Enfin, les participant·es se sont retrouvé·es dans le wagon-restaurant de la brasserie du musée. Anne Reverseau, chercheuse qualifiée FNRS qui enseigne la littérature française à l’UCLouvain, leur a préparé un atelier d’écriture bilingue sur le thème du train.

L’enjeu de cet atelier d’écriture était de travailler sur les perceptions pendant et après le voyage en train pour mieux comprendre les mutations qu’a pu provoquer le rail depuis le XIXe siècle dans notre saisie du paysage. Ils et elles ont ainsi pu évoquer des textes littéraires, comme ceux de Sur les rails, l’anthologie qu’a publiée Anne Reverseau en 2018 (éditions Les Impressions nouvelles), mais surtout en faire l’expérience.

Pendant l’aller (en train, bien sûr), les étudiant·es ont écrit sur une feuille blanche, autour d’une rose des vents indiquant les quatre points cardinaux, ce qu’ils et elles voyaient autour d’eux: les paysages défilant par la fenêtre, les passagers qui se côtoient, le contrôleur qui passe. Une idée inspirée de Christine Jeanney, qui avait proposé cette expérience textuelle et visuelle dans Ligne 1044, paru aux éditions QaZaQ en 2015.

Une fois confortablement installé·es en terrasse, en groupes de quatre, les étudiant·es se sont lu leurs premiers textes et les ont corrigés. Puis ils et elles ont ajouté des perceptions intérieures, des ressentis, à leurs listes de choses vues, petits bouts de réalités glanés dans le train. Enfin, ils et elles ont agencé l’ensemble pour produire un texte hybride par groupe. Certains de ces textes, véritables traversées du paysage belge et morceaux de vie des étudiant·es, ont été lus (déclamés!) dans le wagon-restaurant, belle façon de clore une après-midi consacrée aux plaisirs du train.

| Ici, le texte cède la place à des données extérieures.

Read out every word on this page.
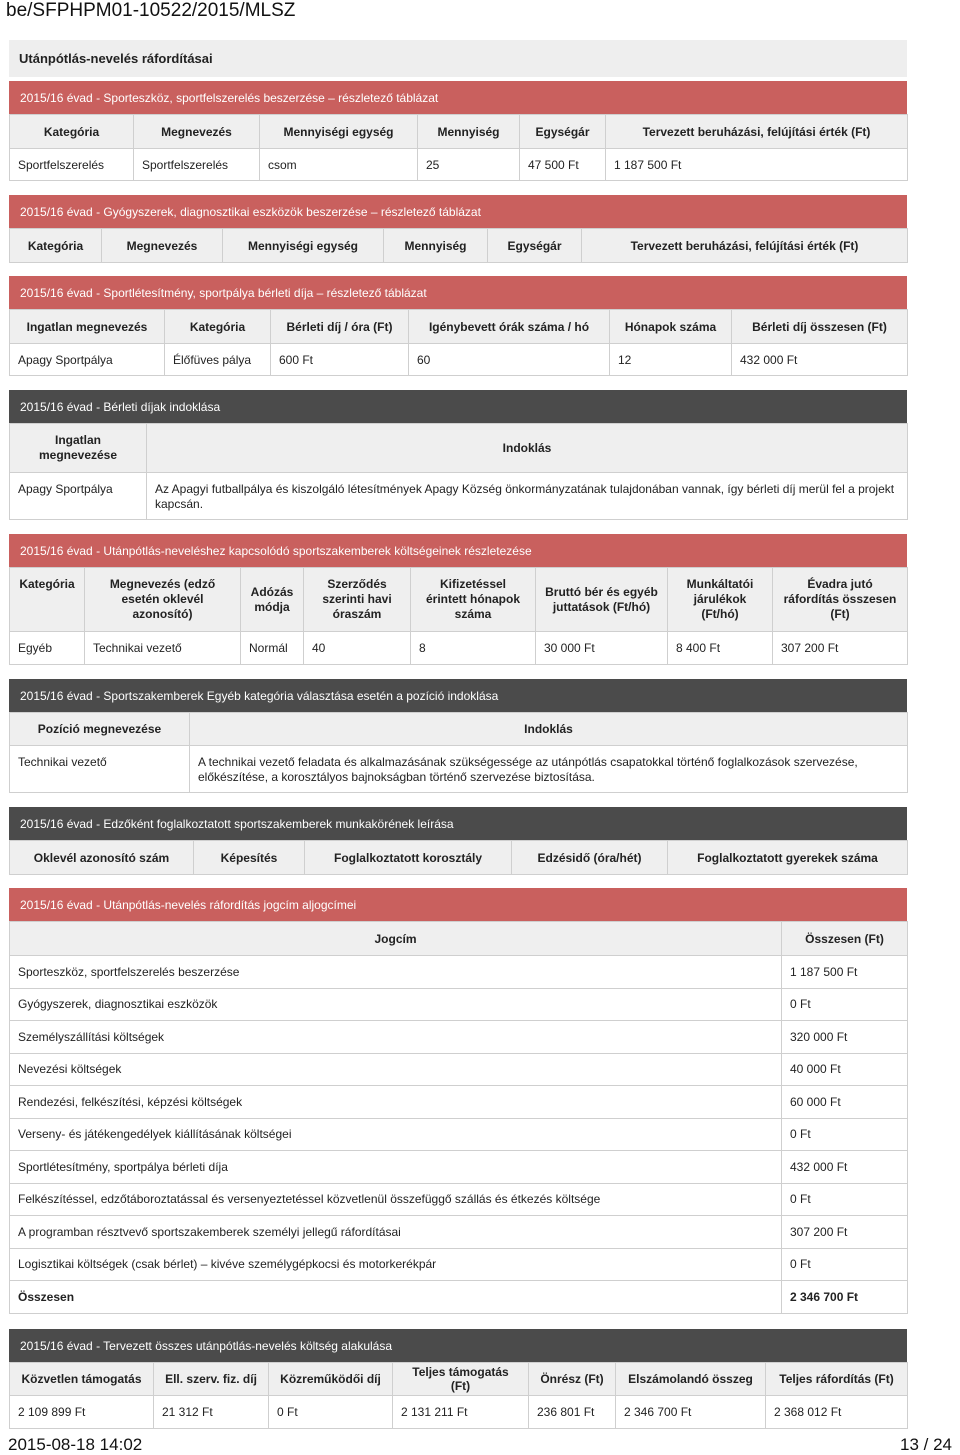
be/SFPHPM01-10522/2015/MLSZ
Utánpótlás-nevelés ráfordításai
2015/16 évad - Sporteszköz, sportfelszerelés beszerzése – részletező táblázat
Kategória	Megnevezés	Mennyiségi egység	Mennyiség	Egységár	Tervezett beruházási, felújítási érték (Ft)
Sportfelszerelés	Sportfelszerelés	csom	25	47 500 Ft	1 187 500 Ft
2015/16 évad - Gyógyszerek, diagnosztikai eszközök beszerzése – részletező táblázat
Kategória	Megnevezés	Mennyiségi egység	Mennyiség	Egységár	Tervezett beruházási, felújítási érték (Ft)
2015/16 évad - Sportlétesítmény, sportpálya bérleti díja – részletező táblázat
Ingatlan megnevezés	Kategória	Bérleti díj / óra (Ft)	Igénybevett órák száma / hó	Hónapok száma	Bérleti díj összesen (Ft)
Apagy Sportpálya	Élőfüves pálya	600 Ft	60	12	432 000 Ft
2015/16 évad - Bérleti díjak indoklása
Ingatlan megnevezése	Indoklás
Apagy Sportpálya	Az Apagyi futballpálya és kiszolgáló létesítmények Apagy Község önkormányzatának tulajdonában vannak, így bérleti díj merül fel a projekt kapcsán.
2015/16 évad - Utánpótlás-neveléshez kapcsolódó sportszakemberek költségeinek részletezése
Kategória	Megnevezés (edző esetén oklevél azonosító)	Adózás módja	Szerződés szerinti havi óraszám	Kifizetéssel érintett hónapok száma	Bruttó bér és egyéb juttatások (Ft/hó)	Munkáltatói járulékok (Ft/hó)	Évadra jutó ráfordítás összesen (Ft)
Egyéb	Technikai vezető	Normál	40	8	30 000 Ft	8 400 Ft	307 200 Ft
2015/16 évad - Sportszakemberek Egyéb kategória választása esetén a pozíció indoklása
Pozíció megnevezése	Indoklás
Technikai vezető	A technikai vezető feladata és alkalmazásának szükségessége az utánpótlás csapatokkal történő foglalkozások szervezése, előkészítése, a korosztályos bajnokságban történő szervezése biztosítása.
2015/16 évad - Edzőként foglalkoztatott sportszakemberek munkakörének leírása
Oklevél azonosító szám	Képesítés	Foglalkoztatott korosztály	Edzésidő (óra/hét)	Foglalkoztatott gyerekek száma
2015/16 évad - Utánpótlás-nevelés ráfordítás jogcím aljogcímei
Jogcím	Összesen (Ft)
Sporteszköz, sportfelszerelés beszerzése	1 187 500 Ft
Gyógyszerek, diagnosztikai eszközök	0 Ft
Személyszállítási költségek	320 000 Ft
Nevezési költségek	40 000 Ft
Rendezési, felkészítési, képzési költségek	60 000 Ft
Verseny- és játékengedélyek kiállításának költségei	0 Ft
Sportlétesítmény, sportpálya bérleti díja	432 000 Ft
Felkészítéssel, edzőtáboroztatással és versenyeztetéssel közvetlenül összefüggő szállás és étkezés költsége	0 Ft
A programban résztvevő sportszakemberek személyi jellegű ráfordításai	307 200 Ft
Logisztikai költségek (csak bérlet) – kivéve személygépkocsi és motorkerékpár	0 Ft
Összesen	2 346 700 Ft
2015/16 évad - Tervezett összes utánpótlás-nevelés költség alakulása
Közvetlen támogatás	Ell. szerv. fiz. díj	Közreműködői díj	Teljes támogatás (Ft)	Önrész (Ft)	Elszámolandó összeg	Teljes ráfordítás (Ft)
2 109 899 Ft	21 312 Ft	0 Ft	2 131 211 Ft	236 801 Ft	2 346 700 Ft	2 368 012 Ft
2015-08-18 14:02	13 / 24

Voici le résultat d’un des groupes d’étudiant·es. Quelques instants où surgit la poésie, sur le bord d’une table, en deux langues et à huit mains (celles de Marine Schweich, Norah Pothaar, Laure-Anne Hoet et Romain Verbrouck):

Trein van Gedachte

Koeiemiddag! Titre de transports s’il vous plait.
Zegt een van de drie kaartjesknippers.
Le soleil m’éblouit lors de mon trajet.
Met hun blauwe uniformen lijken het wel schippers.

Le soleil reflète sa couleur sur le champ de colza.
Plotseling duikt een stem op.
Les couleurs changent le paysage par la force de leur éclat.
We komen aan in Herent, is dit de eerste stop?

Des oiseaux se reposent au bord de flaques vertes.
Ik loop verdwaald in gedachten.
Comme l’oiseau dans les landes désertes.
De tijd doet mijn indrukken verzachten.

Maintenant que le moment est passé,
Je remarque que je me suis pris pour Théophile Gauthier.